Saturday, June 30, 2007

Son of separate but equal

An article in today's Washington Post examines New Jersey civil unions and whether they really do offer all the benefits of marriage.
[M]ore than four months after New Jersey's civil union law went into effect, [Craig] Ross, 46 and [Richard] Cash, 54, are among the many same-sex couples severely disillusioned with their prospects for legal equality. Citing federal regulations that allow many employers to effectively ignore state laws regarding corporate benefits, the Fortune 500 company where Ross has worked as a computer specialist for 21 years denied the couple's request for joint coverage.


A recent study by Garden State Equality, New Jersey's leading gay advocacy group, indicated that as many as one in eight of the 1,092 same-sex couples who have registered for civil unions there have been denied all or part of the benefits they hoped to gain from the law. That is particularly significant because New Jersey, as the first state outside New England to approve civil unions, was seen as a bellwether in gauging how they would take root outside the bluest of the blue states.


Most vexing for gay couples in New Jersey is that they have little legal recourse. Smaller companies that buy private health insurance plans for their employees are compelled to offer them to same-sex couples under the state's civil union laws. But most legal experts agree that federal regulations give companies with self-funded insurance plans -- a group covering 55 percent of the country 105 million working-age employees -- the power to ignore state laws regarding corporate benefits.
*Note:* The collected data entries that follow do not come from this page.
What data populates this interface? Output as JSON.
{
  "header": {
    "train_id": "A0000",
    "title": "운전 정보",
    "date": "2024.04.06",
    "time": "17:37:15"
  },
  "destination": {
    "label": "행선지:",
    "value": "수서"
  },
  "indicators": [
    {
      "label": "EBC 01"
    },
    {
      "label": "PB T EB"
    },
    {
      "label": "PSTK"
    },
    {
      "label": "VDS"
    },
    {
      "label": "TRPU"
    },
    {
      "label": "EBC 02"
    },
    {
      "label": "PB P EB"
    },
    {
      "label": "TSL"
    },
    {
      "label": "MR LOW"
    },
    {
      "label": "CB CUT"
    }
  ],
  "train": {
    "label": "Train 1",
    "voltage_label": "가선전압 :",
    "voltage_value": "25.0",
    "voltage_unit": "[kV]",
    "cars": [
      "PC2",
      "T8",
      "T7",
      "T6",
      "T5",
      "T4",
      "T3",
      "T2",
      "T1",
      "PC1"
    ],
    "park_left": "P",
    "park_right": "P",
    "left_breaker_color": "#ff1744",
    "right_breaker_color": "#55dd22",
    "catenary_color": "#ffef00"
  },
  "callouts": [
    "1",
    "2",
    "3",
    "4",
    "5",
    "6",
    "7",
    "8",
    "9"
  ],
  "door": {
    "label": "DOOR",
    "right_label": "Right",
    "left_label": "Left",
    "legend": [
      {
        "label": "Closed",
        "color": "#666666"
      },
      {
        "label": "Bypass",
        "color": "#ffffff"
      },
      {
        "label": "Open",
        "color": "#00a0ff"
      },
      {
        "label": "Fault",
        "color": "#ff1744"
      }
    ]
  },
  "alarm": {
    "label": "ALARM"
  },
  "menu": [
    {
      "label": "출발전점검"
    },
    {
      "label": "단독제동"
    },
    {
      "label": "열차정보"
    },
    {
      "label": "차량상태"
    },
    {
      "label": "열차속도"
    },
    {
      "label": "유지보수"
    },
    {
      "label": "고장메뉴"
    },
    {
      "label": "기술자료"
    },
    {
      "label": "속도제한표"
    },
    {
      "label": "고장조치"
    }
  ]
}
And when companies choose to follow federal laws, they often cite the 1996 Defense of Marriage Act, which defines marriage as a union between a man and woman as a reason to deny coverage to same-sex couples. New Jersey officials estimate that almost 90 percent of the reports of noncompliance to date have been linked to companies covered by these federal laws.


After Bruce Moskovitz, 54, and John Fellin, 59 -- who work at the same major pharmaceutical company in New Jersey -- registered their civil union on April 1, they were told by their employer that they could name each other as beneficiaries of their pensions. But while married spouses receive 50 percent of their deceased partner's corporate retirement pensions for life, the two men together for 24 years were informed that the their surviving partner would be granted similar payments for only 60 months.

There seems to be some indication that this may just be a quirk born of a new law, where no-one's sure how everything plays out:
"If a company believes it is covered by federal law, our answer when we are asked whether they have to provide coverage to civil union couples is "we don't know yet,' " said J. Frank Vespa-Papaleo, director of the New Jersey Division of Civil Rights. "It's a lawyer's answer that people don't want to hear, but we're talking about uncharted territory because the law is just not clear on this."


The denial rate in New Jersey may turn around. In the only other two states with civil unions -- Connecticut and Vermont (New Hampshire is set to begin offering them in January) -- initial confusion about the bill also resulted in rough starts. But officials and activists in both states are quick to point out that while some couples continue to be denied benefits by companies citing federal laws, most have provided them because of the region's liberal corporate culture.

Which is great for gays living in a region with a liberal corporate culture, but for others, maybe not so much.